Weight multiplier for coordinate tokens. Tokens with label IDs >= class_token_start_idx will have their loss multiplied by this factor. Default: 10.0

class_token_start_idx
intDefaults to 50000

Token index threshold for coordinate tokens. Tokens with label IDs >= this value are considered coordinate/class tokens and receive higher loss weight. Default: 50000

num_heads
intDefaults to 1

Number of prediction heads (main + extra). Must match the model’s num_extra_heads + 1. Default: 1

ignore_index
intDefaults to -100

Label value to ignore in loss computation. Default: -100

reduction
strDefaults to 'sum'

Loss reduction strategy (“sum” or “mean”). Default: “sum”

fp32_upcast
boolDefaults to True

Cast logits to fp32 for numerical stability.

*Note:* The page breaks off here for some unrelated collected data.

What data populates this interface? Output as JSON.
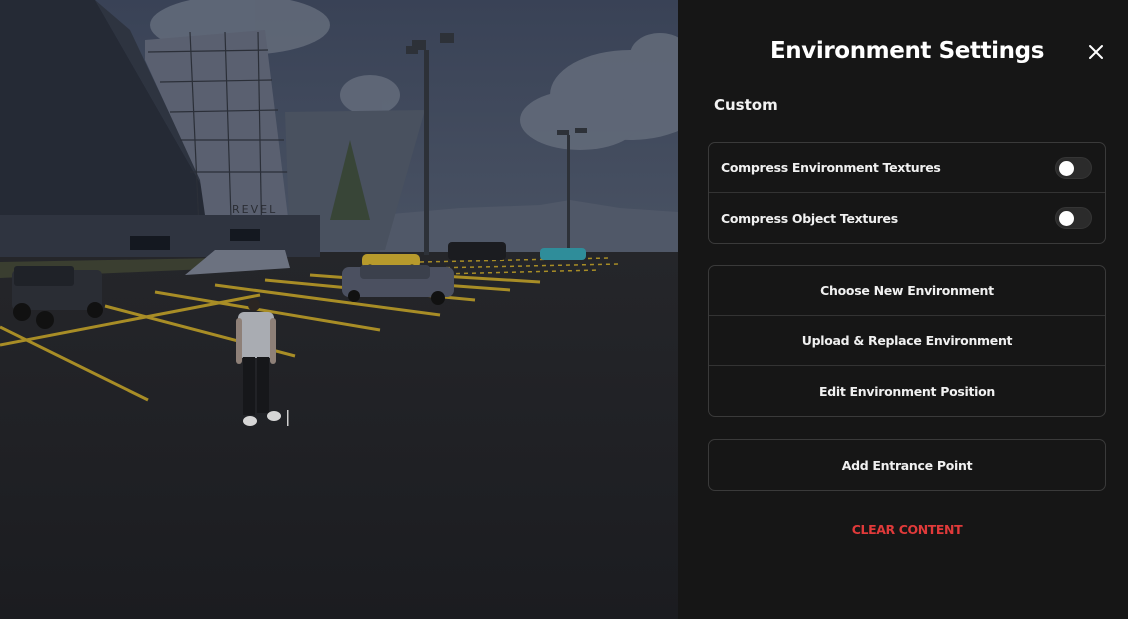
{
  "scene": {
    "building_sign": "REVEL",
    "colors": {
      "sky": "#3d4658",
      "asphalt": "#1f2024",
      "parking_line": "#b89a2a"
    }
  },
  "panel": {
    "title": "Environment Settings",
    "close_icon": "close-icon",
    "section_label": "Custom",
    "toggles": [
      {
        "label": "Compress Environment Textures",
        "enabled": false
      },
      {
        "label": "Compress Object Textures",
        "enabled": false
      }
    ],
    "environment_actions": [
      {
        "label": "Choose New Environment"
      },
      {
        "label": "Upload & Replace Environment"
      },
      {
        "label": "Edit Environment Position"
      }
    ],
    "entrance_action": {
      "label": "Add Entrance Point"
    },
    "clear_label": "CLEAR CONTENT",
    "colors": {
      "background": "#161616",
      "border": "#3a3a3a",
      "danger": "#e03a3a"
    }
  }
}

Default: True

nemo_automodel.components.models.nemotron_parse.nemotron_parse_loss.NemotronParseLoss.forward(
logits: torch.Tensor,
labels: torch.Tensor,
decoder_inputs_embeds: typing.Optional[torch.Tensor] = None,
num_label_tokens: typing.Optional[int] = None
) -> torch.Tensor

Compute loss with coordinate token weighting.

Parameters:

logits
torch.Tensor

Model logits with shape [batch_size, seq_len, vocab_size]

labels
torch.Tensor

Ground truth labels with shape [batch_size, seq_len]

decoder_inputs_embeds
torch.TensorDefaults to None

Decoder input embeddings. Currently unused but kept for API compatibility. Default: None

num_label_tokens
intDefaults to None

Total number of valid tokens for normalization across gradient accumulation steps. If provided, loss is normalized by this value instead of the actual token count. Only supported with reduction=“sum”. Default: None

Returns: torch.Tensor

torch.Tensor: Computed loss value as a scalar tensor.